Wireshark-dev: Re: [Wireshark-dev] [Wireshark-commits] rev 49995: /trunk/ /trunk/: macosx-setup
From: Guy Harris <[email protected]>
Date: Tue, 18 Jun 2013 12:44:37 -0700
On Jun 18, 2013, at 12:01 PM, Dirk Jagdmann <[email protected]> wrote:

> - do we want to make a smart decision on the number of parallel make jobs, possibly derived from the number of cores?
> 
> My personal opinion is yes. On OsX using the sysctl mentioned by Guy is probably a good starting point. Adding my own experience you'll want to oversubscribe the number of jobs over the number of cores a little bit, so that when jobs are waiting for I/O action another job can use the free CPU. With my personal experience calculating something like "number of cores"*1.5 seems reasonable, because if you're waiting for the long lasting build job on your desktop computer, you want some "juice" left over for web browsing, email reading or whatever.

Well, I'd expect the OS's CPU scheduler to, at minimum, figure out that a job not blocking for anything or blocking for "fast" events such as file system I/O should run at a lower priority than something that just got woken up due to user action or the arrival of network data (heck, V6 UNIX tried to do that), and my machine seems to be reasonably responsive even with make -j 8 pegging the CPU.

The harder-to-nicely-allocate resource here is probably main memory; my machine handles that problem by having a lot of it. :-)  Run out of that and the paging could make browsing/mail reading/etc. painful (and the compile jobs could fight with each other for memory as well).

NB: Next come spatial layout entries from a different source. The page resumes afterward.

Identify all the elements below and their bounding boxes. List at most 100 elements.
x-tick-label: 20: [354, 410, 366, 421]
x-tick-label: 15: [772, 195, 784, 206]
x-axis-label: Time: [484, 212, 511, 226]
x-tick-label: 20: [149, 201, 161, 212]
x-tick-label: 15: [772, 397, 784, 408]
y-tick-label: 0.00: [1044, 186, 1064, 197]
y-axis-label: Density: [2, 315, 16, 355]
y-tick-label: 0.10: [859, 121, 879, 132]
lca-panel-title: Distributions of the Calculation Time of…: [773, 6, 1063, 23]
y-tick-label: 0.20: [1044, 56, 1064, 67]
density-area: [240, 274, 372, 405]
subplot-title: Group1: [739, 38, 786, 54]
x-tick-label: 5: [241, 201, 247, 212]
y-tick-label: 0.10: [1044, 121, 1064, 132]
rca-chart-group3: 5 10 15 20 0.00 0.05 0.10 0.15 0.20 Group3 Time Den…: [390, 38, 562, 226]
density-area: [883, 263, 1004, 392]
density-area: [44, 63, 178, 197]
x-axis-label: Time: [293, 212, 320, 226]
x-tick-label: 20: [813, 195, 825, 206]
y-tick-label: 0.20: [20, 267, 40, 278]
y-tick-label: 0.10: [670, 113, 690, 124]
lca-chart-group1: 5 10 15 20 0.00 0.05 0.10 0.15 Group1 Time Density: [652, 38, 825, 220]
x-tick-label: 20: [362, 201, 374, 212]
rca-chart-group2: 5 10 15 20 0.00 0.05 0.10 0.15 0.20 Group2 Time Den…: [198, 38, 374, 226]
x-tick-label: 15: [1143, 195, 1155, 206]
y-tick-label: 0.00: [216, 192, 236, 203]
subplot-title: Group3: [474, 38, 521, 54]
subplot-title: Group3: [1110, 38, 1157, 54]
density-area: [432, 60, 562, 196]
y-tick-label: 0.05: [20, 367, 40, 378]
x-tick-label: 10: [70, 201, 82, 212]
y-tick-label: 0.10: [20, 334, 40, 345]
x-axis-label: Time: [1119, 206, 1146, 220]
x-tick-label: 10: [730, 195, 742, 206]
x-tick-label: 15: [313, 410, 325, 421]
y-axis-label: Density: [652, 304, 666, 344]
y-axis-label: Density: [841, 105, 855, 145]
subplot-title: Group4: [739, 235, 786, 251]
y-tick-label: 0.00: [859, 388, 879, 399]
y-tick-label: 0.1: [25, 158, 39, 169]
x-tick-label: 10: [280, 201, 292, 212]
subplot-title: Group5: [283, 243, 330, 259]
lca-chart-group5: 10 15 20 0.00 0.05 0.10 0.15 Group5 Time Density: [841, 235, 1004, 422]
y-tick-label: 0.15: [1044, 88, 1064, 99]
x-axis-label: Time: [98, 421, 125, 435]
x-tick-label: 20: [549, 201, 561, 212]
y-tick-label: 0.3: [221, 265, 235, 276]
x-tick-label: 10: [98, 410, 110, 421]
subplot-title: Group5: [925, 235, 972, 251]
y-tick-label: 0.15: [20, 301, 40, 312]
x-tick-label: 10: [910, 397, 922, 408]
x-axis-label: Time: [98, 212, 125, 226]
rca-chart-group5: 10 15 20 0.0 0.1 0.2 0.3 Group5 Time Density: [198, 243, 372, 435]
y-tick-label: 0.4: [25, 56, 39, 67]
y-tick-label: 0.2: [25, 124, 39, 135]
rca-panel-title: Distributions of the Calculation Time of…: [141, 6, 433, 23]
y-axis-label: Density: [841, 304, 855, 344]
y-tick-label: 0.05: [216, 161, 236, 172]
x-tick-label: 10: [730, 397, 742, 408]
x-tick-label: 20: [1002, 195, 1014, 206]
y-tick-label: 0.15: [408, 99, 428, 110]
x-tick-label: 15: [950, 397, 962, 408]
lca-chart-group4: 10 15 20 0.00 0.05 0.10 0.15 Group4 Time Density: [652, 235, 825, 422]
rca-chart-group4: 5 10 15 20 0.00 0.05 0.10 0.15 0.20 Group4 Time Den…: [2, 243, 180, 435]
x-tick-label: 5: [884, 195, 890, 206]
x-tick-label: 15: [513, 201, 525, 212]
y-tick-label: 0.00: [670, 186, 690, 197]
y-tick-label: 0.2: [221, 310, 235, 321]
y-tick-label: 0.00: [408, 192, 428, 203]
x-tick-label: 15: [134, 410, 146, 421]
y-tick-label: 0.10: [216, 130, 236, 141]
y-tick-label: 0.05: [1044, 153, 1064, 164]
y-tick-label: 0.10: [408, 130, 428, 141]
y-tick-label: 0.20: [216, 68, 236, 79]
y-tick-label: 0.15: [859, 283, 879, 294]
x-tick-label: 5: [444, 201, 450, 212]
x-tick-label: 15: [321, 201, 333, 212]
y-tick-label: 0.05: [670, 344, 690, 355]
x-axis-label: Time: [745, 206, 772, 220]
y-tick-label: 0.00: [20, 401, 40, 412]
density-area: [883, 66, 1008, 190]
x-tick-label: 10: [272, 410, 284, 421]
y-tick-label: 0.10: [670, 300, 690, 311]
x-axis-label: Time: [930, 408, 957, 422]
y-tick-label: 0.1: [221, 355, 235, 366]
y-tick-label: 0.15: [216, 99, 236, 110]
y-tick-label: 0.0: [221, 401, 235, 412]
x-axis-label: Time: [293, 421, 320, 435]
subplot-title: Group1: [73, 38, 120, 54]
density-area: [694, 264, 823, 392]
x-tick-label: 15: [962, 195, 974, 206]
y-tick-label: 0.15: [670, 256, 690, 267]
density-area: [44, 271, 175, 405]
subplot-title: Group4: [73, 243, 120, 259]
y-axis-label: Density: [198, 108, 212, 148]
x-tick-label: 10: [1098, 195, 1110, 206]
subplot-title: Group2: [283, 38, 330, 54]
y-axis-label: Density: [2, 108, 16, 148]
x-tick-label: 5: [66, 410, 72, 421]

> - the other question is, which versions of OsX are we targetting for developer support going forward. Personally I think no serious Wireshark user will use an earlier version of OsX than 10.6, so we should be safe.

The script doesn't work on Leopard *now*, and didn't work on Leopard even *before* your changes, because the versions of support libraries we download either don't configure or don't build on Leopard; I spent some time trying to make it work, but it looked as if it'd just be too much effort, so I quit.